A bit like the incontinent elephant on Blue Peter, but even more so. Golden memories!

Book Challenge

From Dave’s blog (and all sorts of others before it):

1. Grab the nearest book.
2. Open the book to page 123.
3. Find the fifth sentence.
4. Post the text of the next 3 sentences on your blog along with these instructions.
5.Don’t you dare dig for that “cool” or “intellectual” book in your closet! I know you were thinking about it! Just pick up whatever is closest.
6. Tag three people.

I’m sitting in front of a bookcase, so about 250 are within arm’s reach. Reaching with my right arm, the closest to the tip of my middle finger is:

I enquire the way to the inn; but no one replied.

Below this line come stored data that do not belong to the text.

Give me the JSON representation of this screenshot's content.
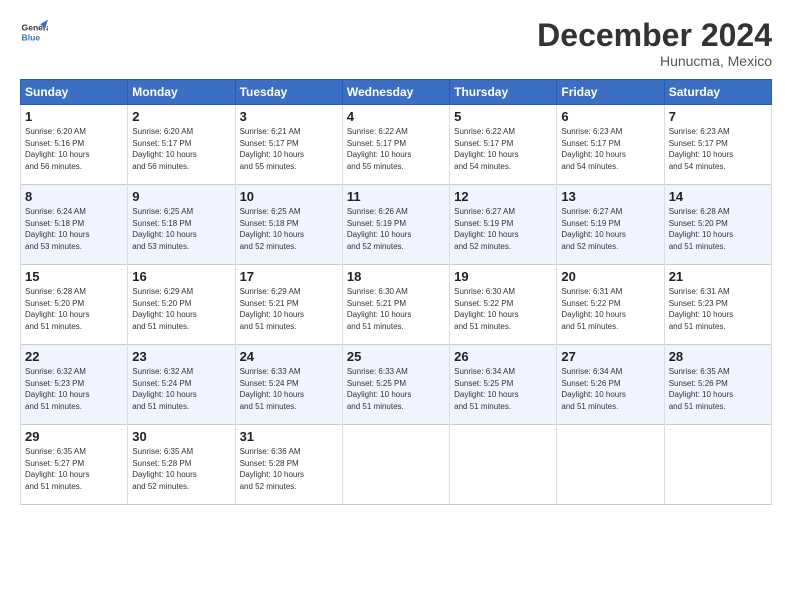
{
  "header": {
    "logo_line1": "General",
    "logo_line2": "Blue",
    "month": "December 2024",
    "location": "Hunucma, Mexico"
  },
  "days_of_week": [
    "Sunday",
    "Monday",
    "Tuesday",
    "Wednesday",
    "Thursday",
    "Friday",
    "Saturday"
  ],
  "weeks": [
    [
      {
        "day": "1",
        "info": "Sunrise: 6:20 AM\nSunset: 5:16 PM\nDaylight: 10 hours\nand 56 minutes."
      },
      {
        "day": "2",
        "info": "Sunrise: 6:20 AM\nSunset: 5:17 PM\nDaylight: 10 hours\nand 56 minutes."
      },
      {
        "day": "3",
        "info": "Sunrise: 6:21 AM\nSunset: 5:17 PM\nDaylight: 10 hours\nand 55 minutes."
      },
      {
        "day": "4",
        "info": "Sunrise: 6:22 AM\nSunset: 5:17 PM\nDaylight: 10 hours\nand 55 minutes."
      },
      {
        "day": "5",
        "info": "Sunrise: 6:22 AM\nSunset: 5:17 PM\nDaylight: 10 hours\nand 54 minutes."
      },
      {
        "day": "6",
        "info": "Sunrise: 6:23 AM\nSunset: 5:17 PM\nDaylight: 10 hours\nand 54 minutes."
      },
      {
        "day": "7",
        "info": "Sunrise: 6:23 AM\nSunset: 5:17 PM\nDaylight: 10 hours\nand 54 minutes."
      }
    ],
    [
      {
        "day": "8",
        "info": "Sunrise: 6:24 AM\nSunset: 5:18 PM\nDaylight: 10 hours\nand 53 minutes."
      },
      {
        "day": "9",
        "info": "Sunrise: 6:25 AM\nSunset: 5:18 PM\nDaylight: 10 hours\nand 53 minutes."
      },
      {
        "day": "10",
        "info": "Sunrise: 6:25 AM\nSunset: 5:18 PM\nDaylight: 10 hours\nand 52 minutes."
      },
      {
        "day": "11",
        "info": "Sunrise: 6:26 AM\nSunset: 5:19 PM\nDaylight: 10 hours\nand 52 minutes."
      },
      {
        "day": "12",
        "info": "Sunrise: 6:27 AM\nSunset: 5:19 PM\nDaylight: 10 hours\nand 52 minutes."
      },
      {
        "day": "13",
        "info": "Sunrise: 6:27 AM\nSunset: 5:19 PM\nDaylight: 10 hours\nand 52 minutes."
      },
      {
        "day": "14",
        "info": "Sunrise: 6:28 AM\nSunset: 5:20 PM\nDaylight: 10 hours\nand 51 minutes."
      }
    ],
    [
      {
        "day": "15",
        "info": "Sunrise: 6:28 AM\nSunset: 5:20 PM\nDaylight: 10 hours\nand 51 minutes."
      },
      {
        "day": "16",
        "info": "Sunrise: 6:29 AM\nSunset: 5:20 PM\nDaylight: 10 hours\nand 51 minutes."
      },
      {
        "day": "17",
        "info": "Sunrise: 6:29 AM\nSunset: 5:21 PM\nDaylight: 10 hours\nand 51 minutes."
      },
      {
        "day": "18",
        "info": "Sunrise: 6:30 AM\nSunset: 5:21 PM\nDaylight: 10 hours\nand 51 minutes."
      },
      {
        "day": "19",
        "info": "Sunrise: 6:30 AM\nSunset: 5:22 PM\nDaylight: 10 hours\nand 51 minutes."
      },
      {
        "day": "20",
        "info": "Sunrise: 6:31 AM\nSunset: 5:22 PM\nDaylight: 10 hours\nand 51 minutes."
      },
      {
        "day": "21",
        "info": "Sunrise: 6:31 AM\nSunset: 5:23 PM\nDaylight: 10 hours\nand 51 minutes."
      }
    ],
    [
      {
        "day": "22",
        "info": "Sunrise: 6:32 AM\nSunset: 5:23 PM\nDaylight: 10 hours\nand 51 minutes."
      },
      {
        "day": "23",
        "info": "Sunrise: 6:32 AM\nSunset: 5:24 PM\nDaylight: 10 hours\nand 51 minutes."
      },
      {
        "day": "24",
        "info": "Sunrise: 6:33 AM\nSunset: 5:24 PM\nDaylight: 10 hours\nand 51 minutes."
      },
      {
        "day": "25",
        "info": "Sunrise: 6:33 AM\nSunset: 5:25 PM\nDaylight: 10 hours\nand 51 minutes."
      },
      {
        "day": "26",
        "info": "Sunrise: 6:34 AM\nSunset: 5:25 PM\nDaylight: 10 hours\nand 51 minutes."
      },
      {
        "day": "27",
        "info": "Sunrise: 6:34 AM\nSunset: 5:26 PM\nDaylight: 10 hours\nand 51 minutes."
      },
      {
        "day": "28",
        "info": "Sunrise: 6:35 AM\nSunset: 5:26 PM\nDaylight: 10 hours\nand 51 minutes."
      }
    ],
    [
      {
        "day": "29",
        "info": "Sunrise: 6:35 AM\nSunset: 5:27 PM\nDaylight: 10 hours\nand 51 minutes."
      },
      {
        "day": "30",
        "info": "Sunrise: 6:35 AM\nSunset: 5:28 PM\nDaylight: 10 hours\nand 52 minutes."
      },
      {
        "day": "31",
        "info": "Sunrise: 6:36 AM\nSunset: 5:28 PM\nDaylight: 10 hours\nand 52 minutes."
      },
      {
        "day": "",
        "info": ""
      },
      {
        "day": "",
        "info": ""
      },
      {
        "day": "",
        "info": ""
      },
      {
        "day": "",
        "info": ""
      }
    ]
  ]
}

I then moved forward and a murmuring sound arose from the crowd as they followed and surrounded me; when an ill-looking man approaching, tapped me on the shoulder, and said, "Come, Sir, you must follow me to Mr. Kirwin’s, to give an account of yourself."
"Who is Mr. Kirwin? Why am I to give an account of myself? Is this not a free country?"

Frankentsein, Mary Shelley

If you don’t like that you can have:

One of the more memorable examples of such verbiage is Ansel Adams’s description of the camera as an "instrument of love and revelation" Adams also urges that we stop saying that we "take" a picture and always say we "make" one. Stieglitz’s name for the cloud studies he did in the late 1920s – "Equivalents," that is, statements of his inner feelings – is another, soberer instance of the persistent effort of photographers to feature the benevolent character of picture-taking and discount its predatory implications. What talented photographers do cannot of course be characterized as simply predatory or as simply, and essentially, benevolent.

On Photography, Susan Sontag

I’m not going to tag anyone, but if this seems like a fun thing to do, please follow suit.

La Science des Rêves

Gael Garcia Bernal as Stephane inspects his woollen horse in The Science of Sleep

It looks like we’re seriously pursuing The Science of Sleep to screen at the Varsity in late August. I love Michel Gondry’s work, so I’m really excited. Check out the trailer here.

It looks as if both a French and English-language version were shot, which is unusual, but not unprecedented. I seem to remember a lame Gerard Depardieu comedy Mon Père ce Héros / My Father the Hero being shot in two different languages. Or maybe it was dubbed and my memory is inventing things.

Inside

Once in a while I discover a song which sounds like the inside of my head. The latest of these discoveries is from the Talking Heads 1979 album Fear of Music. Mind sounds much like a superior version of one of the tunes that my head creates but never expresses.